1 point by baybal2 on June 21, 2016 | hide | past | favorite | 3 comments
I haven't seen much job ads for PHP devs recently. Where did they all go? Did nodejs stack finally displaced PHP as the best way to do a quick and quirky backend?


A good place to start is the Stackoverflow Developer Survey (http://stackoverflow.com/research/developer-survey-2016). The 2016 results show PHP as the 5th most popular technology (25.9%) compared to Node.js (17.2%). PHP has dropped and Node.js risen by 5%~ since the 2015 results.

However, their "most dreaded" list has LAMP at 68.7%. Being that nearly three quarters of all people using a LAMP stack do not want to be doing so. Conversely, Node.js is loved, with 59.6% of respondents who develop with it wanting to continue to develop with it.

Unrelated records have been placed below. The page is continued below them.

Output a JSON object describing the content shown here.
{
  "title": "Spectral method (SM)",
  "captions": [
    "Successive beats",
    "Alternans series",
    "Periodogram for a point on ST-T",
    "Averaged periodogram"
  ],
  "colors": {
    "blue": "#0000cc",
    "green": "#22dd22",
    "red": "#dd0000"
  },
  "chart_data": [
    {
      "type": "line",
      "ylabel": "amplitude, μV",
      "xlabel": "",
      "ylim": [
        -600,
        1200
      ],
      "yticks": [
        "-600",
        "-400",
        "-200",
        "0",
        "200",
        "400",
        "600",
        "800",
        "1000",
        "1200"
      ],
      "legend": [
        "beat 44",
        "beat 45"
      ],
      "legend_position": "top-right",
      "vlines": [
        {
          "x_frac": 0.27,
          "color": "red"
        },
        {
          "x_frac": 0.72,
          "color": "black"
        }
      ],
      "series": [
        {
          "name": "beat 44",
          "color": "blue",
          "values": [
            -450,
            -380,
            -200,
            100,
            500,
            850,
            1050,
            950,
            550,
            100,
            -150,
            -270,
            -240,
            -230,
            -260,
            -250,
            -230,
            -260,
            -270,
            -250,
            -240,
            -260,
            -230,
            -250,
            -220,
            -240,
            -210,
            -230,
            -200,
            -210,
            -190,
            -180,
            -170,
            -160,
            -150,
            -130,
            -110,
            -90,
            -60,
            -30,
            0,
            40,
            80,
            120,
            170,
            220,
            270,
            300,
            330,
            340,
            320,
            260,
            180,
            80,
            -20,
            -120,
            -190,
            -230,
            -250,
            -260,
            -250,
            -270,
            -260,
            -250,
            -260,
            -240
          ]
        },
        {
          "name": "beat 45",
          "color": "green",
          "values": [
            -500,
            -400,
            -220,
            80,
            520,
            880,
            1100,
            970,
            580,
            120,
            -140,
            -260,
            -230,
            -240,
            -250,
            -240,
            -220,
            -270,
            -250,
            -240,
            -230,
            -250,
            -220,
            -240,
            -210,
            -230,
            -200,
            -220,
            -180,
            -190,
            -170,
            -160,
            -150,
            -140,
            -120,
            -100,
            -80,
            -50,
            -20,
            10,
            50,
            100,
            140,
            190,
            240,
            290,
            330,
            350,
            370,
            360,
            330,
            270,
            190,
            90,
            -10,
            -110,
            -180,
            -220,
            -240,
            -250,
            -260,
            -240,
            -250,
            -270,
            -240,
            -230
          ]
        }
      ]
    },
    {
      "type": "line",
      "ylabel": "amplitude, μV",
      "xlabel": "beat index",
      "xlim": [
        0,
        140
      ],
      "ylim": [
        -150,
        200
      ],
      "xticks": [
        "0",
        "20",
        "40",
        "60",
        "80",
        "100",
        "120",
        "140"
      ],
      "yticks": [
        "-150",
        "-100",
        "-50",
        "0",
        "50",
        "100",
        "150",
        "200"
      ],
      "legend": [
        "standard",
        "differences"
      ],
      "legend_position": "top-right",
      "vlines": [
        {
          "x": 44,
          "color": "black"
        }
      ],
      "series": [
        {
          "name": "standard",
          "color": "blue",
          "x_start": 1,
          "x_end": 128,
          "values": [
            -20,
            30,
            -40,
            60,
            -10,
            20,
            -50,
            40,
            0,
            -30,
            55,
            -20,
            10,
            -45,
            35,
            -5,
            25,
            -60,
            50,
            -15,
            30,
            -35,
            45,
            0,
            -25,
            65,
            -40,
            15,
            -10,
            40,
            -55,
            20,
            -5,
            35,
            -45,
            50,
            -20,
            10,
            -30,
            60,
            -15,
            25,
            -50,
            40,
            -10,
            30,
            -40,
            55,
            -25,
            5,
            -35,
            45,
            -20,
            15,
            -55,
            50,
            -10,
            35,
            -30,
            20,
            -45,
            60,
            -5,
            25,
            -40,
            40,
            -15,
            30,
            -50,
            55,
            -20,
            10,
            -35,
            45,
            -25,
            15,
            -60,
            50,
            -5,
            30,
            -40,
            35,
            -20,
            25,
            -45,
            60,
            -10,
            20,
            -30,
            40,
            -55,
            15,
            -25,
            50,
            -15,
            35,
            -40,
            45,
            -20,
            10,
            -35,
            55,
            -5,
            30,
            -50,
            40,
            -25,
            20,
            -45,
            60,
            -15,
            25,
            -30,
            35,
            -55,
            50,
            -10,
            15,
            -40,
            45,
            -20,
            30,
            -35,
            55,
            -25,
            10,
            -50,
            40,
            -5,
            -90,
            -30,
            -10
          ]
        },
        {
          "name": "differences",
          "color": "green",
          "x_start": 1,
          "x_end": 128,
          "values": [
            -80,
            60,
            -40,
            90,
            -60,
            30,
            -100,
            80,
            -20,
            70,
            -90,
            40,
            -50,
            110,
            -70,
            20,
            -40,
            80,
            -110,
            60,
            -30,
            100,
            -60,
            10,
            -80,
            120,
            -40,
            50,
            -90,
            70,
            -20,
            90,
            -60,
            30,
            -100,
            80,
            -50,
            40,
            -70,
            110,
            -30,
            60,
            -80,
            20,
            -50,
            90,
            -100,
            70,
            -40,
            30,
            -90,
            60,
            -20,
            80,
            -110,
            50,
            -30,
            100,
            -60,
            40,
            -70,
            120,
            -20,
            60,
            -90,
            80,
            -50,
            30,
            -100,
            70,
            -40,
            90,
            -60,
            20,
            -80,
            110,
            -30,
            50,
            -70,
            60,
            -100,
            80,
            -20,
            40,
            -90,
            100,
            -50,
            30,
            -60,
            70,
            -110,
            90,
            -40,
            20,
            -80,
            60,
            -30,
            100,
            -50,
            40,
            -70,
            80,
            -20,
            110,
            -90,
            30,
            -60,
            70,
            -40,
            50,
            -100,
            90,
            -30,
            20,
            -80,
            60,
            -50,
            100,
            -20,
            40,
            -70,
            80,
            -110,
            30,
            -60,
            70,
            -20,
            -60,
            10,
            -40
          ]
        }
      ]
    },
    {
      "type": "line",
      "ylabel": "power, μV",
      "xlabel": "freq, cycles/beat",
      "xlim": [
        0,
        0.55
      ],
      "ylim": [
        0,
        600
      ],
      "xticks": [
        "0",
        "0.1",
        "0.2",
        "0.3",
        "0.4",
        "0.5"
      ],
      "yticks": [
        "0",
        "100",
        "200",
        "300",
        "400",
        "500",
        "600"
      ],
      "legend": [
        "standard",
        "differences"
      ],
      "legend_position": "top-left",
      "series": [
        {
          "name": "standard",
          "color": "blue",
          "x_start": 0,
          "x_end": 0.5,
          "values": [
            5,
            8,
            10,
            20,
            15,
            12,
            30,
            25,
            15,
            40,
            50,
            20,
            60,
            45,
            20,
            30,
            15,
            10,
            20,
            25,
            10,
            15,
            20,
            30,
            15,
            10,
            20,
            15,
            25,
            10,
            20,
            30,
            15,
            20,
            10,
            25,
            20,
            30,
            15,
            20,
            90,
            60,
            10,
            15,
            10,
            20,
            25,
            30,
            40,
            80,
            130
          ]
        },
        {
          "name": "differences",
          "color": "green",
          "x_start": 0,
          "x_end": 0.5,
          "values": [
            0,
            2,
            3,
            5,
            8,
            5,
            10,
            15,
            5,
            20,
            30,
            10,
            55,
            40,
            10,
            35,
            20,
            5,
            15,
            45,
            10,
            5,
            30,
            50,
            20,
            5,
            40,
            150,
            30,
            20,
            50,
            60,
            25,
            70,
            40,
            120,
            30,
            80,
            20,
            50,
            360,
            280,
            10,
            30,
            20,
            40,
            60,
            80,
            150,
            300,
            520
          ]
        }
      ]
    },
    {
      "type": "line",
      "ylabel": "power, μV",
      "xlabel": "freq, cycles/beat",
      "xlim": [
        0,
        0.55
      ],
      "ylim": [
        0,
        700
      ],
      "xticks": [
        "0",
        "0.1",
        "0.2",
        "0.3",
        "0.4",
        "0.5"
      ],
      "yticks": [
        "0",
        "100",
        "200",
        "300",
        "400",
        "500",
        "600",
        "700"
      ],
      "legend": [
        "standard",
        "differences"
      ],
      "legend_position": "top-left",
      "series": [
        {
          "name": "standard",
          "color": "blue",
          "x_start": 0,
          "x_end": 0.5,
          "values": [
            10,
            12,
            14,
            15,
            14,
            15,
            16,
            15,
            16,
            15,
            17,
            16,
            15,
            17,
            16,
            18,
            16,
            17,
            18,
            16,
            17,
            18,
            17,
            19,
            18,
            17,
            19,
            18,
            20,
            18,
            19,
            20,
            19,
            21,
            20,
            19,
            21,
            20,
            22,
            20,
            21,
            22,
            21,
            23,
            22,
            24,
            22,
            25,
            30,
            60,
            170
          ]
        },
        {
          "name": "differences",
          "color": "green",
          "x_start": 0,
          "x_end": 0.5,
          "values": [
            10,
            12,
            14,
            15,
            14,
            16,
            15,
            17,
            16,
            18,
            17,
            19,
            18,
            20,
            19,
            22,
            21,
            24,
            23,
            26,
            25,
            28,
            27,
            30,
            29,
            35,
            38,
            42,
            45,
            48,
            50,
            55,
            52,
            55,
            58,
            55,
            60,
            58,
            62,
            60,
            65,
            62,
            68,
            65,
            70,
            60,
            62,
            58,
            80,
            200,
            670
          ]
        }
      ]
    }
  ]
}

Whilst PHP represents 3x the volume of Node.js topics, Node.js topics has risen 26.8% since last year, and PHP dropping 3.8%. Import to note though is that whilst PHP declined, WordPress also increased 18.5%. MySQL's results still fairs better than SQL Server.

The survey results note:

> The average developer regularly uses between 4 and 5 major programming languages, frameworks and technologies. The most common 2-technology combination is JavaScript & SQL. The most common 3-tech combination is JavaScript, PHP, and SQL.

I would argue that PHP is completely alive and kicking but people aren't interested in it as much. Given the age of PHP compared to Node.js, and the way trends work, I think it is far early to crown a new LAMP king.


You can find YC companies that use PHP by going to https://triplebyte.com/ycombinator-startups and looking at PhP for technologies used. (linking is broken, so I can't send you the actual link). That said, when I do it, 19 show up that are currently hiring. Given that YC companies are a very small amount of total possible tech companies hiring, I would say that LAMP is not dead.


I actually think something better is happening: it's possible to write backends in a lot more languages. Go, Swift, Rust, and Elixir come to mind as becoming usable for web backends in the last 5 years or so. People just seem to write their backend in the language they like the best.

Then you have BaaS and things like Postgraphql that mean that writing a backend by hand is becoming a thing of the past. Lots of good developments, but not necessarily a "new PHP" that's replacing PHP.